La recherche fournit des analyses neuves dans la façon dont le cerveau règle le sexe

Une équipe de recherche aboutie par professeur Julie Bakker à l'université de Liège (Belgique) et professeur Ulrich Boehm à l'université de Sarre (Allemagne) a effectué un avancement important dans notre compréhension de la façon dont le cerveau règle le sexe. Leurs résultats de la recherche sont aujourd'hui publié dans des transmissions de nature.

Utilisant les souris femelles comme modèle, les chercheurs ont constaté qu'une hormone dans le cerveau, (convenablement) kisspeptin appelé, attraction d'entraînements au sexe opposé et comportement sexuel. Ils ont découvert que les phéromones sécrétés par la souris mâle activent ces neurones qui, à leur tour, communiquent ce signe à une autre population des neurones (neurones d'hormone de libération des gonadotrophines) à l'attraction d'entraînement au sexe opposé. En parallèle, ils communiquent également ce signe à les cellules qui produisent l'oxyde nitrique de neurotransmetteur pour déclencher le comportement sexuel.

« Ce travail a fourni l'analyse neuve dans la façon dont le cerveau traduit des signes du monde extérieur et puis traduit ces caractères indicateurs environnementaux en comportement. Chez beaucoup d'animaux, le comportement sexuel est calé pour se produire avec l'ovulation pour assurer la possibilité plus élevée possible de la fécondation et pour cette raison, prolongation de la substance. Jusqu'ici, peu a été connu au sujet de la façon dont le cerveau attache ensemble l'ovulation, l'attraction et le sexe.
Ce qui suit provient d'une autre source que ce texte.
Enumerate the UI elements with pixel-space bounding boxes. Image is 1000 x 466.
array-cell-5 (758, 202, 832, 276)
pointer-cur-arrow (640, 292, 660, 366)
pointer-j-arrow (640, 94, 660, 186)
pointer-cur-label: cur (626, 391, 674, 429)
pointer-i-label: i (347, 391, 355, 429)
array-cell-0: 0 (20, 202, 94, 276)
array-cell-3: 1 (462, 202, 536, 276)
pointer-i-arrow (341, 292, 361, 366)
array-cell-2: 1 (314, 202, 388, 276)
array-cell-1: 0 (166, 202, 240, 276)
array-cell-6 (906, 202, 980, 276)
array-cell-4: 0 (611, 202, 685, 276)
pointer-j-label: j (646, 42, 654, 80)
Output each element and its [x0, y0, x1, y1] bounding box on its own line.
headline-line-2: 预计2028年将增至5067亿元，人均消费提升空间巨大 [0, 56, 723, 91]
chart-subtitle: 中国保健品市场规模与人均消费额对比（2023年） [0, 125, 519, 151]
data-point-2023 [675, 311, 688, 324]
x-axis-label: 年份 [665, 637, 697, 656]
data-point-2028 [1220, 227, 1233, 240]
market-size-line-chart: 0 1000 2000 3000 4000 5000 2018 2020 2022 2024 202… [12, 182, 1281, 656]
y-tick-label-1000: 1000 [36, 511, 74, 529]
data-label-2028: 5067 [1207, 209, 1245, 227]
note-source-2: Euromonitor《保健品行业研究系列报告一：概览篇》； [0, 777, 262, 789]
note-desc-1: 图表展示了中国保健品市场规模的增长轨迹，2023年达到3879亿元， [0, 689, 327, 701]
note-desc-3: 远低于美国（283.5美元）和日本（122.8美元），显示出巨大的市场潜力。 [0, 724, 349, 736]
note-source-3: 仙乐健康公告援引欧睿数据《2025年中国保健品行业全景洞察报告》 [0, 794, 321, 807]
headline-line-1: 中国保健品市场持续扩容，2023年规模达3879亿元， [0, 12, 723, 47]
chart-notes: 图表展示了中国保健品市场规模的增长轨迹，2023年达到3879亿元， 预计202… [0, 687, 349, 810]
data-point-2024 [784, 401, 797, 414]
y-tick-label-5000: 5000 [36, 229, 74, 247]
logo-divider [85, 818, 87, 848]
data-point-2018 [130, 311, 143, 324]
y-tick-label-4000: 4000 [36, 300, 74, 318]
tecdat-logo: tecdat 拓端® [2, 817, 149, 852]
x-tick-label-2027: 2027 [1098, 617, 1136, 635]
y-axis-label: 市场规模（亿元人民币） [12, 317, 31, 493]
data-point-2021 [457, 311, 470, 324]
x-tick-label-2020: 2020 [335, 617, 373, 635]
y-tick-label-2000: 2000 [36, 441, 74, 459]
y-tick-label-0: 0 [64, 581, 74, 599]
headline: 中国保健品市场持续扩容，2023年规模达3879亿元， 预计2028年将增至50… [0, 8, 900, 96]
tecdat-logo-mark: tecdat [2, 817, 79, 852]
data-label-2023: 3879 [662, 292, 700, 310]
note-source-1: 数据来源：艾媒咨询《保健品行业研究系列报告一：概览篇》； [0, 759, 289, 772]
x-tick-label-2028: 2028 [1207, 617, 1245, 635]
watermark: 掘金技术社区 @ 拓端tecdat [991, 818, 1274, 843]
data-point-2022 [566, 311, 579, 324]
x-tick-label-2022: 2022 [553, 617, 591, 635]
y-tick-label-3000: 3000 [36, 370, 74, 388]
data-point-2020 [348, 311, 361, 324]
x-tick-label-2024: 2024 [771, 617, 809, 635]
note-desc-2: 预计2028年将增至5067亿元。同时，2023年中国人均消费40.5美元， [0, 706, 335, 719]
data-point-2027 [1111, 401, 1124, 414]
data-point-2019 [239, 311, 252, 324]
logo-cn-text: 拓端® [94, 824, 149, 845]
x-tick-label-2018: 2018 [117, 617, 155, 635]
Maintenant nous savons qu'une molécule unique - le kisspeptin- règle tous ces aspects par différents circuits de cerveau fonctionnant parallèlement à un un un autre », a indiqué Ulrich Boehm, professeur d'expérimental et pharmacologie clinique et toxicologie de l'université de Sarre.

Prises ensemble, ces découvertes prouvent que la puberté, la fertilité, l'attraction et le sexe tous sont réglés par une molécule unique ; kisspeptin. Ce travail ouvrent des possibilités neuves et passionnantes pour la demande de règlement des patients présentant des troubles psychosexuels tels que le trouble hyposexual de désir. « Il n'y a actuel aucune bonne demande de règlement procurable pour des femmes souffrant du désir sexuel inférieur. La découverte que le kisspeptin règle l'attraction et le désir sexuel ouvrent exciter des possibilités neuves pour le développement des demandes de règlement pour le désir sexuel inférieur », professeur expliqué Julie Bakker, qui aboutit le laboratoire de la neuroendocrinologie à l'université de Liège.